This study investigates the relationship between organizational blindness and organizational commitment among nurses, exploring how demographic and professional factors shape affective, normative and continuance commitment. By emphasizing workforce well-being, organizational transparency and sustainable healthcare management, the study supports the United Nations Sustainable Development Goals of Decent Work and Economic Growth.
A cross-sectional design was used with 269 nurses employed in a private hospital in Türkiye. Data were collected using a Demographic Information Form, the Organizational Commitment Scale and the Organizational Blindness Scale. Descriptive statistics, t-tests, ANOVA, Pearson correlation, linear regression and logistic regression were conducted. Assumptions of normality, homoscedasticity, autocorrelation, and outlier independence were confirmed.
Nurses reported moderate levels of organizational blindness and commitment. Blindness was significantly and negatively but low correlated with commitment (r = −0.266, p < 0.001), explaining 7.1% of the variance (R2 = 0.071). Being married (OR = 2.05, p = 0.031) and having longer professional experience (p = 0.045) predicted higher commitment, whereas male gender and rotating shifts were linked to greater blindness.

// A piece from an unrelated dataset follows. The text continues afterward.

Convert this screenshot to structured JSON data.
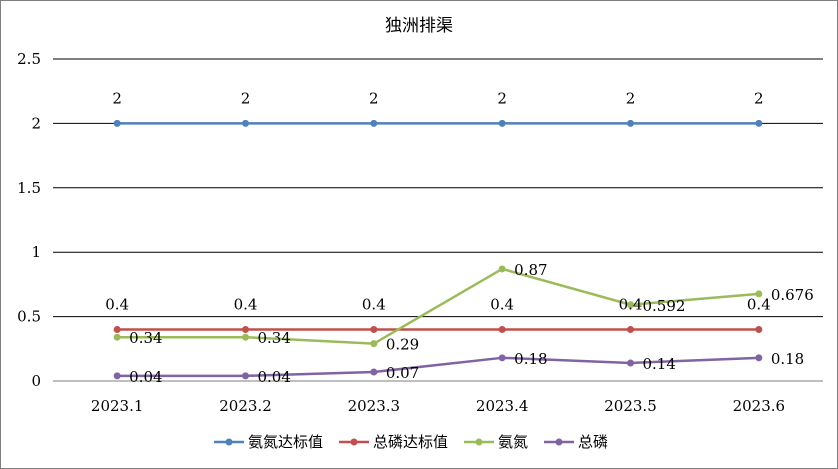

The single-site, cross-sectional design limits causal inference and generalizability. Future multi-center and longitudinal studies are recommended.
Healthcare leaders should promote open communication, fair scheduling, mentorship and professional development to enhance commitment and reduce blindness.
Addressing organizational blindness and strengthening commitment can improve nurse retention, organizational culture and patient care quality.
A focused literature search (PubMed, Scopus and Web of Science; 2000–2025) revealed no prior Turkish empirical study on this link.